Your Questions Answered

  1. Where in the Hebrew Bible was a daughter vowed to God to be a virgin?

    Answer: With the exception of Judges 11, there is none. And where in the Hebrew Bible was a daughter vowed to God to be a human sacrifice? There is none. Only pagans did this to their false gods.

  2. But we do not find any law, usage or custom, in all the Old Testament, which says that virginity was any branch or article of religion.

    Answer: And do we find any law, usage or custom, in all the Old Testament, which says that cutting the throat of an only child, was any branch or article of religion? If a dog had met Jephthah, would he have offered up that for a burnt-offering? No: because God had expressly forbidden this. And had God not expressly forbidden murder?

    Exodus 20:13, "Thou shalt not kill."

  3. How do you explain Leviticus 27:28-29?


    Leviticus 27:28-29, "Notwithstanding no devoted thing, that a man shall devote unto the LORD of all that he hath, both of man and beast, and of the field of his possession, shall be sold or redeemed: every devoted thing is most holy unto the LORD. None devoted, which shall be devoted of men, shall be redeemed; but shall surely be put to death."

    This is not to be understood that a man could thus devote to destruction a member of his family. The cases mentioned in Scripture are such as that recorded in Numbers 21:2-3, where the Israelites devoted to destruction a Canaanitish people that had made war upon them; or where God himself ordered such a devotion to be made, as in the case of Jericho and all its possessions (Joshua 6.17-19).

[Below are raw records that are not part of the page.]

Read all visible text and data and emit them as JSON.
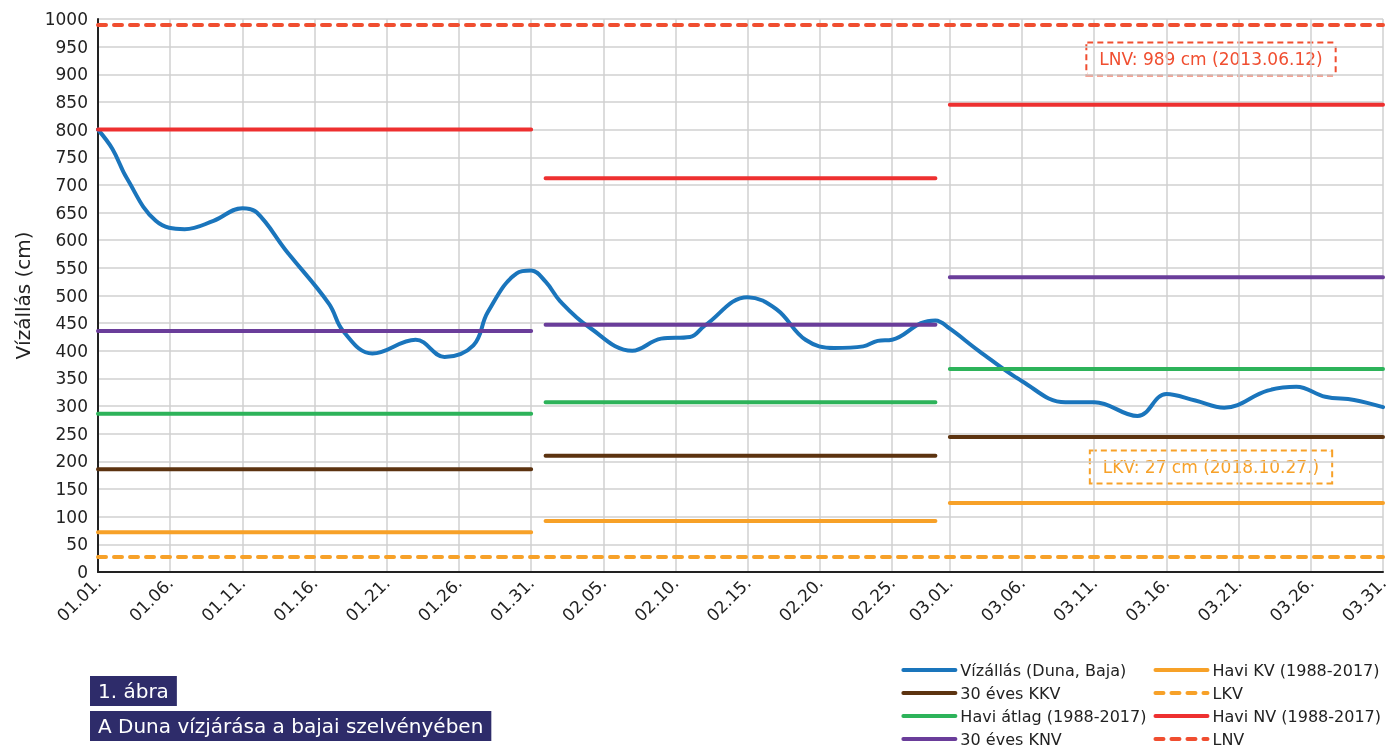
{
  "chart_data": {
    "type": "line",
    "title": "1. ábra",
    "subtitle": "A Duna vízjárása a bajai szelvényében",
    "ylabel": "Vízállás (cm)",
    "xlim": [
      "--01-01",
      "--03-31"
    ],
    "ylim": [
      0,
      1000
    ],
    "yticks": [
      0,
      50,
      100,
      150,
      200,
      250,
      300,
      350,
      400,
      450,
      500,
      550,
      600,
      650,
      700,
      750,
      800,
      850,
      900,
      950,
      1000
    ],
    "xticks": [
      {
        "value": "--01-01",
        "label": "01.01."
      },
      {
        "value": "--01-06",
        "label": "01.06."
      },
      {
        "value": "--01-11",
        "label": "01.11."
      },
      {
        "value": "--01-16",
        "label": "01.16."
      },
      {
        "value": "--01-21",
        "label": "01.21."
      },
      {
        "value": "--01-26",
        "label": "01.26."
      },
      {
        "value": "--01-31",
        "label": "01.31."
      },
      {
        "value": "--02-05",
        "label": "02.05."
      },
      {
        "value": "--02-10",
        "label": "02.10."
      },
      {
        "value": "--02-15",
        "label": "02.15."
      },
      {
        "value": "--02-20",
        "label": "02.20."
      },
      {
        "value": "--02-25",
        "label": "02.25."
      },
      {
        "value": "--03-01",
        "label": "03.01."
      },
      {
        "value": "--03-06",
        "label": "03.06."
      },
      {
        "value": "--03-11",
        "label": "03.11."
      },
      {
        "value": "--03-16",
        "label": "03.16."
      },
      {
        "value": "--03-21",
        "label": "03.21."
      },
      {
        "value": "--03-26",
        "label": "03.26."
      },
      {
        "value": "--03-31",
        "label": "03.31."
      }
    ],
    "grid": true,
    "legend": "bottom right",
    "marker": "none",
    "series": [
      {
        "name": "Vízállás (Duna, Baja)",
        "color": "#1a75bc",
        "x": [
          "--01-01",
          "--01-02",
          "--01-03",
          "--01-05",
          "--01-07",
          "--01-09",
          "--01-11",
          "--01-12",
          "--01-14",
          "--01-17",
          "--01-18",
          "--01-20",
          "--01-23",
          "--01-25",
          "--01-27",
          "--01-28",
          "--01-30",
          "--01-31",
          "--02-01",
          "--02-02",
          "--02-04",
          "--02-07",
          "--02-09",
          "--02-11",
          "--02-12",
          "--02-15",
          "--02-17",
          "--02-19",
          "--02-21",
          "--02-23",
          "--02-24",
          "--02-25",
          "--02-27",
          "--02-28",
          "--03-01",
          "--03-03",
          "--03-06",
          "--03-09",
          "--03-11",
          "--03-14",
          "--03-16",
          "--03-18",
          "--03-20",
          "--03-23",
          "--03-25",
          "--03-27",
          "--03-29",
          "--03-31"
        ],
        "values": [
          800,
          765,
          712,
          635,
          620,
          635,
          658,
          650,
          582,
          485,
          435,
          395,
          420,
          389,
          410,
          470,
          540,
          545,
          525,
          490,
          443,
          400,
          422,
          425,
          445,
          497,
          475,
          420,
          405,
          408,
          418,
          420,
          450,
          455,
          440,
          400,
          345,
          307,
          307,
          282,
          322,
          310,
          297,
          328,
          335,
          317,
          311,
          298
        ]
      },
      {
        "name": "30 éves KKV",
        "color": "#5c3310",
        "x": [
          "--01-01",
          "--01-31",
          null,
          "--02-01",
          "--02-28",
          null,
          "--03-01",
          "--03-31"
        ],
        "values": [
          186,
          186,
          null,
          210,
          210,
          null,
          244,
          244
        ]
      },
      {
        "name": "Havi átlag (1988-2017)",
        "color": "#2db35a",
        "x": [
          "--01-01",
          "--01-31",
          null,
          "--02-01",
          "--02-28",
          null,
          "--03-01",
          "--03-31"
        ],
        "values": [
          286,
          286,
          null,
          307,
          307,
          null,
          367,
          367
        ]
      },
      {
        "name": "30 éves KNV",
        "color": "#6a3d9a",
        "x": [
          "--01-01",
          "--01-31",
          null,
          "--02-01",
          "--02-28",
          null,
          "--03-01",
          "--03-31"
        ],
        "values": [
          436,
          436,
          null,
          447,
          447,
          null,
          533,
          533
        ]
      },
      {
        "name": "Havi KV (1988-2017)",
        "color": "#f7a128",
        "x": [
          "--01-01",
          "--01-31",
          null,
          "--02-01",
          "--02-28",
          null,
          "--03-01",
          "--03-31"
        ],
        "values": [
          72,
          72,
          null,
          92,
          92,
          null,
          125,
          125
        ]
      },
      {
        "name": "LKV",
        "color": "#f7a128",
        "line_style": "dashed",
        "x": [
          "--01-01",
          "--03-31"
        ],
        "values": [
          27,
          27
        ]
      },
      {
        "name": "Havi NV (1988-2017)",
        "color": "#ee3030",
        "x": [
          "--01-01",
          "--01-31",
          null,
          "--02-01",
          "--02-28",
          null,
          "--03-01",
          "--03-31"
        ],
        "values": [
          800,
          800,
          null,
          712,
          712,
          null,
          845,
          845
        ]
      },
      {
        "name": "LNV",
        "color": "#f04e30",
        "line_style": "dashed",
        "x": [
          "--01-01",
          "--03-31"
        ],
        "values": [
          989,
          989
        ]
      }
    ],
    "annotations": [
      "LNV: 989 cm (2013.06.12)",
      "LKV: 27 cm (2018.10.27.)"
    ]
  }
}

    The law mentioned in these two verses has been appealed to by the enemies of Divine revelation as a proof, that under the Mosaic dispensation human sacrifices were offered to God; but this can never be conceded. Had there been such a law, it certainly would have been more explicitly revealed, and not left in the compass of a few words only, where the meaning is very difficult to be ascertained; and the words themselves differently translated by most interpreters. That there were persons, devoted to destruction under the Mosaic dispensation, is sufficiently evident, for the whole Canaanitish nations were thus devoted by the Supreme Being himself, because the cup of their iniquity was full; but that they were not sacrificed to God, the whole history sufficiently declares.

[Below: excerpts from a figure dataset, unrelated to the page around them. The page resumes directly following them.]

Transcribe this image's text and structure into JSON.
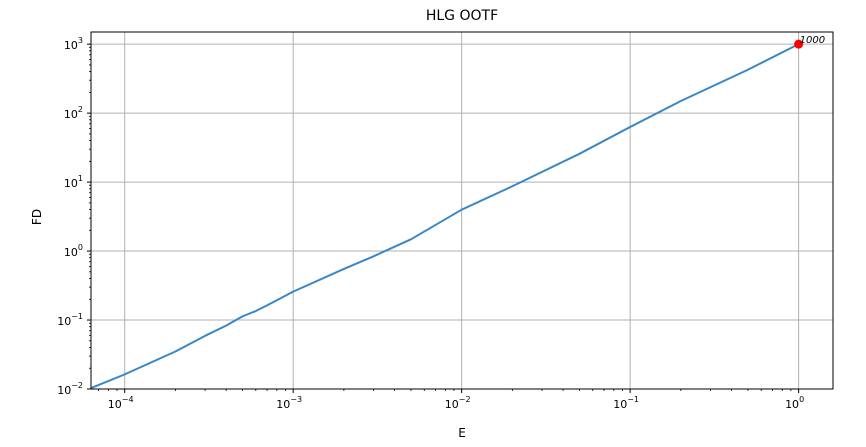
{
  "chart_data": {
    "type": "line",
    "title": "HLG OOTF",
    "xlabel": "E",
    "ylabel": "FD",
    "x_scale": "log",
    "y_scale": "log",
    "xlim": [
      6.31e-05,
      1.6
    ],
    "ylim": [
      0.01,
      1500
    ],
    "grid": true,
    "x_ticks": [
      {
        "value": 0.0001,
        "base": "10",
        "exp": "−4"
      },
      {
        "value": 0.001,
        "base": "10",
        "exp": "−3"
      },
      {
        "value": 0.01,
        "base": "10",
        "exp": "−2"
      },
      {
        "value": 0.1,
        "base": "10",
        "exp": "−1"
      },
      {
        "value": 1,
        "base": "10",
        "exp": "0"
      }
    ],
    "y_ticks": [
      {
        "value": 0.01,
        "base": "10",
        "exp": "−2"
      },
      {
        "value": 0.1,
        "base": "10",
        "exp": "−1"
      },
      {
        "value": 1,
        "base": "10",
        "exp": "0"
      },
      {
        "value": 10,
        "base": "10",
        "exp": "1"
      },
      {
        "value": 100,
        "base": "10",
        "exp": "2"
      },
      {
        "value": 1000,
        "base": "10",
        "exp": "3"
      }
    ],
    "series": [
      {
        "color": "#3b86c6",
        "x": [
          6.31e-05,
          0.0001,
          0.0002,
          0.0003,
          0.0004,
          0.0005,
          0.0006,
          0.0007,
          0.001,
          0.002,
          0.003,
          0.005,
          0.01,
          0.02,
          0.05,
          0.1,
          0.2,
          0.5,
          1
        ],
        "y": [
          0.0103,
          0.0163,
          0.035,
          0.059,
          0.083,
          0.113,
          0.135,
          0.163,
          0.258,
          0.55,
          0.84,
          1.48,
          3.98,
          8.7,
          25.7,
          63,
          150,
          425,
          1000
        ]
      }
    ],
    "highlight_point": {
      "x": 1,
      "y": 1000,
      "label": "1000",
      "color": "#ff0000"
    }
  }
}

    This verse says, "Devoted of men", not by men, as some would elude. For it is manifest both from this and the foregoing verses, that men are here not the persons devoting, but devoted to destruction, either by God's sentence, as idolaters (Exodus 22:20, Deuteronomy 23:15), the Canaanites (Deuteronomy 20:17), the Amalekites (Deuteronomy 25:19, I Samuel 15:3,26), Benhaded (I Kings 20:42), or by men, in pursuance of such a sentence of God (Numbers 21:2; 31:17), or for any crime of an high nature (Judges 21:5, Joshua 17:15).

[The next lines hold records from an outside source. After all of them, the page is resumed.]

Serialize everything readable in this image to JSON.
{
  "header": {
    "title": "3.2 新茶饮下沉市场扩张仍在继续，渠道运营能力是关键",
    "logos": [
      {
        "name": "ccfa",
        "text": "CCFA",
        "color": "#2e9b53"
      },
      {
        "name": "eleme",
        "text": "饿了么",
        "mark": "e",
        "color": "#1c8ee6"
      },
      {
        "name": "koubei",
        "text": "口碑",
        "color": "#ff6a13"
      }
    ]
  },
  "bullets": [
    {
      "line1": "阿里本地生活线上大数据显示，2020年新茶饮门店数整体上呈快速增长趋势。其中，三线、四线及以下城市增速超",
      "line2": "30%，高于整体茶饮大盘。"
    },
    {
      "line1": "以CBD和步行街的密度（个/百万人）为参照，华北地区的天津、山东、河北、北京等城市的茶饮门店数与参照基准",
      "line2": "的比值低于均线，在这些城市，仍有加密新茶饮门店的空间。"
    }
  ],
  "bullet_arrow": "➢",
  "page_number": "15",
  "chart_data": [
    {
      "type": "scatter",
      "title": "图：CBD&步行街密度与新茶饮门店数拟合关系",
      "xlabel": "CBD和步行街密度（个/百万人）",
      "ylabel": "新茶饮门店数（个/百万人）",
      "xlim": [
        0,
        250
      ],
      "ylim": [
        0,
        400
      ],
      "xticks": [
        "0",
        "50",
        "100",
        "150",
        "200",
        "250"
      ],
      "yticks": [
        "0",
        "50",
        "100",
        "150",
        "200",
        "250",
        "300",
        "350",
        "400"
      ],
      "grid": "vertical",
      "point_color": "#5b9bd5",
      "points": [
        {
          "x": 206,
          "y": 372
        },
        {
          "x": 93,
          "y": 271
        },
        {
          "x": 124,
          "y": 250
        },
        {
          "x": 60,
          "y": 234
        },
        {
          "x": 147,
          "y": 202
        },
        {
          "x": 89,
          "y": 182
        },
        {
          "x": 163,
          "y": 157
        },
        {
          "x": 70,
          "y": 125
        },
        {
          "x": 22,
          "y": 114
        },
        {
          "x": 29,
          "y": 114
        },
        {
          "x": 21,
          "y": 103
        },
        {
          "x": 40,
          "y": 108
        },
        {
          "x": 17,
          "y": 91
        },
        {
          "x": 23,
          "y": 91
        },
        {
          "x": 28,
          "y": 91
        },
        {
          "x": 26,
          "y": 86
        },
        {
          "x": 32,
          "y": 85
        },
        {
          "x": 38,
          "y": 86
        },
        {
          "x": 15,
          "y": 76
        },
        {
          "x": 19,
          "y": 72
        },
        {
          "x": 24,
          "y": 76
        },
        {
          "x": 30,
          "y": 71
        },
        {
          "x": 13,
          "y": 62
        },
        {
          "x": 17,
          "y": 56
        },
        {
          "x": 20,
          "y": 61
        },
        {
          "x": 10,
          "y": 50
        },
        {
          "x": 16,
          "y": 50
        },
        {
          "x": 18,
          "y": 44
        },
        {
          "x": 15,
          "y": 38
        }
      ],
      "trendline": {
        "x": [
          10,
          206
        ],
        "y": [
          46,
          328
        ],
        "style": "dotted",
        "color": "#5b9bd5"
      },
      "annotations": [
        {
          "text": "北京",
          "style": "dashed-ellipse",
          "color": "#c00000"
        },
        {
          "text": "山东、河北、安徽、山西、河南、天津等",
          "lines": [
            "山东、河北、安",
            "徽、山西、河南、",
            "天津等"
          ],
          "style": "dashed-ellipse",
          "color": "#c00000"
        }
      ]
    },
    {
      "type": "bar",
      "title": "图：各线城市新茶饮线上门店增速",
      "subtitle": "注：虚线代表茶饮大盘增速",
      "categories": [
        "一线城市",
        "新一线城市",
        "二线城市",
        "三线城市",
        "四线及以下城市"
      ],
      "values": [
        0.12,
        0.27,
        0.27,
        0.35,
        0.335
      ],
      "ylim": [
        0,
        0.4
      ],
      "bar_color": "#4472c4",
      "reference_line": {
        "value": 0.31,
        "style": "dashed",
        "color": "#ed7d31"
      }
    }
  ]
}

    But this is not to be generally understood, as some have taken it, as if a Jew might by virtue of this text, devote his child or his servant to the Lord, and thereby oblige himself to put them to death. For this is expressly limited to all that a man hath, or which is his, that is, which he hath a power over. But the Jews had no power over the lives of their children or servants, but were directly forbidden to take them away, by that great command, thou shalt do no murder (Exodus 20:13). And seeing he that killed his servant casually by a blow with a rod was surely to be punished (Exodus 21:20), it could not be lawful wilfully to take away his life upon pretence of any such vow as this. But for the Canaanites, Amalekites, &c. God the undoubted Lord of all men's lives, gave to the Israelites a power over their persons and lives, and a command to put them to death. And this verse may have a special respect to them or such as them.

    But what has Leviticus 27:28-29 to do with human sacrifices? Just nothing. No more than the execution of an ordinary criminal, or a traitor, in the common course of justice, has to do with a sacrifice to God. In the destruction of such idolaters, no religious formality whatever was observed; nor any thing that could give the transaction even the most distant semblance of a sacrifice.

Final Thoughts

It is really astonishing, that the general stream of people, should take it for granted, that Jephthah murdered his daughter!